The total amount of gasoline and diesel produced from CO2–EOR and synfuels would be sufficient to supply more than 2/5 of the fuel consumed by all US light-duty vehicles in 2025. The coproduct “decarbonized” electric generating capacity is equivalent to 2/5 of total new coal generating capacity expected to be built by 2025. The amount of biomass required under this thought experiment is sufficiently modest that “waste” resources alone are adequate—the biomass required by 2025 amounts to less than 2/5 of the biomass currently available in urban wood wastes and residues of the forest product and agricultural industries.
The CO2-EOR option represents a “niche” opportunity, to be sure, but it is sufficiently large that exploitation of this option could lead to significant “buy-down” of costs for gasification and CCS technologies. As a result of field experience (learning by doing), costs might be significantly less than at present by the time it becomes necessary to pursue widely aquifer storage of CO2 .

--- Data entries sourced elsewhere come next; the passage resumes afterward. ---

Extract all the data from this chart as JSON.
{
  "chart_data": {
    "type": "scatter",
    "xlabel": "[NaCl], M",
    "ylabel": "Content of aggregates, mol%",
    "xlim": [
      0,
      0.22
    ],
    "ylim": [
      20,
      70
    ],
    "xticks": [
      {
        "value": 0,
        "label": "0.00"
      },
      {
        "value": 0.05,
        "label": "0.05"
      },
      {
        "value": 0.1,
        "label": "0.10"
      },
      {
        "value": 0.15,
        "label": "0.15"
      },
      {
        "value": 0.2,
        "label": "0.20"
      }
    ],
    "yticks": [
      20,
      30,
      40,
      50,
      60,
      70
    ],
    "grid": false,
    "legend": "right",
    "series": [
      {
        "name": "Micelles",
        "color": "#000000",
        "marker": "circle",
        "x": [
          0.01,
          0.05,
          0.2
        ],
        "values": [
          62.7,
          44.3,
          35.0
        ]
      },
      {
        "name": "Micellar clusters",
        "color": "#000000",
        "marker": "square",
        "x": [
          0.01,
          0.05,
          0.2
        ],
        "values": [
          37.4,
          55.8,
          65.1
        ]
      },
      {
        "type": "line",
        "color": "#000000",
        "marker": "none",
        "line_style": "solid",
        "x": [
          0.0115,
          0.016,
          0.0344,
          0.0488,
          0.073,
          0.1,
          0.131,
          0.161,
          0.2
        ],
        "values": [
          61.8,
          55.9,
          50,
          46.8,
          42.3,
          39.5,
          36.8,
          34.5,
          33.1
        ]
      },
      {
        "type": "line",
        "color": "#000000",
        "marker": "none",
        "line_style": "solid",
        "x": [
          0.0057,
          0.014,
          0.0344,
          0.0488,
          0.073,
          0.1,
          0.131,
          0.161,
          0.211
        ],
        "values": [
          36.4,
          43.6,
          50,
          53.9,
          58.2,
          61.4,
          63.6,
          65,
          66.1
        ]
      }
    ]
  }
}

*For all options the assumed debt/equity ratio is 55/45, and the feedstock prices are $1.35 and $3.0 per GJ (HHV) for coal and biomass, respectively. For the CO2–EOR cases it is assumed that the CO2 price (in $ per thousand standard cubic feet) is 3% of the oil price (in $ per barrel). The reference $50/barrel oil price is the levelized oil price during 2010-2040 based on the Energy Information Administration’s Annual Energy Outlook 2006 forecast. The reference 14% real rate of return on equity is for Base Case financing, so that greater returns are regarded as especially attractive.